Qual dívida pagar primeiro? Um guia prático para priorizar as contas
Quando as dívidas se acumulam, saber priorizar as contas que precisam ser pagas antes pode evitar custos extras com juros, apreensão de bens e interrupção de serviços essenciais.
Os especialistas da Serasa recomendam que os endividados comecem os pagamentos pelas contas básicas, como de água, luz, gás e aluguel.
A segunda prioridade devem ser as dívidas com juros altos.
6 dívidas que devem ser prioridade
Contas que garantem moradia e condições básicas de vida devem estar no topo da lista. Atrasos podem resultar em corte de serviços ou despejo, dependendo do contrato e do tempo de inadimplência.
Manter água, energia, gás e aluguel em dia evita impactos imediatos no cotidiano. Além disso, essas dívidas costumam ter alternativas de negociação direta com concessionárias e proprietários.
Financiamentos com bens de garantia: quando você pode perder a casa ou o carro
Financiamentos imobiliários e de veículos envolvem garantia real. Em caso de inadimplência prolongada, o banco pode retomar o bem, conforme regras previstas em contrato.
Caso assine um acordo para regularizar a dívida, é preciso pagar nos prazos estipulados até o fim para evitar a retomada da cobrança.

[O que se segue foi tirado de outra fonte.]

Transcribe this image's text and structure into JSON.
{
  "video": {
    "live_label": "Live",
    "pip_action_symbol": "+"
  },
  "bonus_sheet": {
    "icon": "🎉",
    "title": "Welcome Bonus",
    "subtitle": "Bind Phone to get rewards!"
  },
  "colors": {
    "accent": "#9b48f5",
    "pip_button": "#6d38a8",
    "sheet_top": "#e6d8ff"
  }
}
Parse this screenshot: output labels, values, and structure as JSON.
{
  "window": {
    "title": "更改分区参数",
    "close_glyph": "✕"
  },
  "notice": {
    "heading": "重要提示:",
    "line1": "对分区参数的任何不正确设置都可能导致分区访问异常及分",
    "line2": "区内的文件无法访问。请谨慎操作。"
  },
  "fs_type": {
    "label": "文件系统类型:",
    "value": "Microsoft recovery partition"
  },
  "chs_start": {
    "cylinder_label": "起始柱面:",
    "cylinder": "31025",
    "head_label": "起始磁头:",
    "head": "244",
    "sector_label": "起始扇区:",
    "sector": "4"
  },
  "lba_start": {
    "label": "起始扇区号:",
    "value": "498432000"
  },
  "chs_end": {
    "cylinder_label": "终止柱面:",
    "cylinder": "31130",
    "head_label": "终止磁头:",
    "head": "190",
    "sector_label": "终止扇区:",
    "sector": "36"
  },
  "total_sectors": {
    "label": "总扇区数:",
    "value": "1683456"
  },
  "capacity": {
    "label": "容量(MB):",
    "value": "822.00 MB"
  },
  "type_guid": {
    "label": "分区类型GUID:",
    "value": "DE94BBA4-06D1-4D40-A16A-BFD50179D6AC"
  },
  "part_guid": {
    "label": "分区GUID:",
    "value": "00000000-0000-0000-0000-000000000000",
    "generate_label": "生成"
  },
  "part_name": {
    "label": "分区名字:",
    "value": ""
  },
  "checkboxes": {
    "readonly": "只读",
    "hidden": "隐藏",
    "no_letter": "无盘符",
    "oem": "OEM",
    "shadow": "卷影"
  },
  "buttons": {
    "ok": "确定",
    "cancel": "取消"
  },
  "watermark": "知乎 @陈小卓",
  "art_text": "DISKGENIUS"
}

Dívidas com juros altos: cartão de crédito x cheque especial
Modalidades de crédito rotativo costumam ter taxas significativamente superiores às de empréstimos pessoais ou consignados.
O ideal é que, quando possível, os endividados substituam as dívidas por linhas com juros menores que reduzam o custo total e facilitem o pagamento.
Método avalanche: focar nas dívidas com maiores juros
O método avalanche consiste em priorizar o pagamento das dívidas com maior taxa de juros, mantendo os pagamentos mínimos das demais.
Essa estratégia reduz o montante total pago ao longo do tempo, pois limita o crescimento dos encargos. É indicada para quem consegue manter disciplina financeira e foco no longo prazo.
Método bola de neve: começar pelas dívidas menores
No método bola de neve, o devedor quita primeiro as dívidas de menor valor, independentemente dos juros.
A lógica é psicológica: eliminar compromissos menores gera sensação de progresso, o que pode aumentar a motivação para seguir com o plano de quitação.
O que fazer quando não dá para pagar nenhuma dívida
Quando a renda não é suficiente para cobrir os compromissos mínimos, a recomendação é buscar renegociação imediata com credores.
Organizar um orçamento detalhado e cortar despesas não essenciais também faz parte do processo de reequilíbrio.
Portabilidade de crédito: como trocar dívida cara por barata
A portabilidade permite transferir uma dívida para outra instituição que ofereça juros menores. O direito está previsto em lei e pode ser aplicado a diferentes modalidades de crédito.
Ao comparar propostas, é importante avaliar o Custo Efetivo Total (CET), que inclui juros, taxas e seguros.
Priorizar dívidas de forma estratégica reduz o impacto financeiro e acelera o caminho para sair do vermelho. Com organização e informação, é possível estruturar um plano mais eficiente para retomar o controle do orçamento.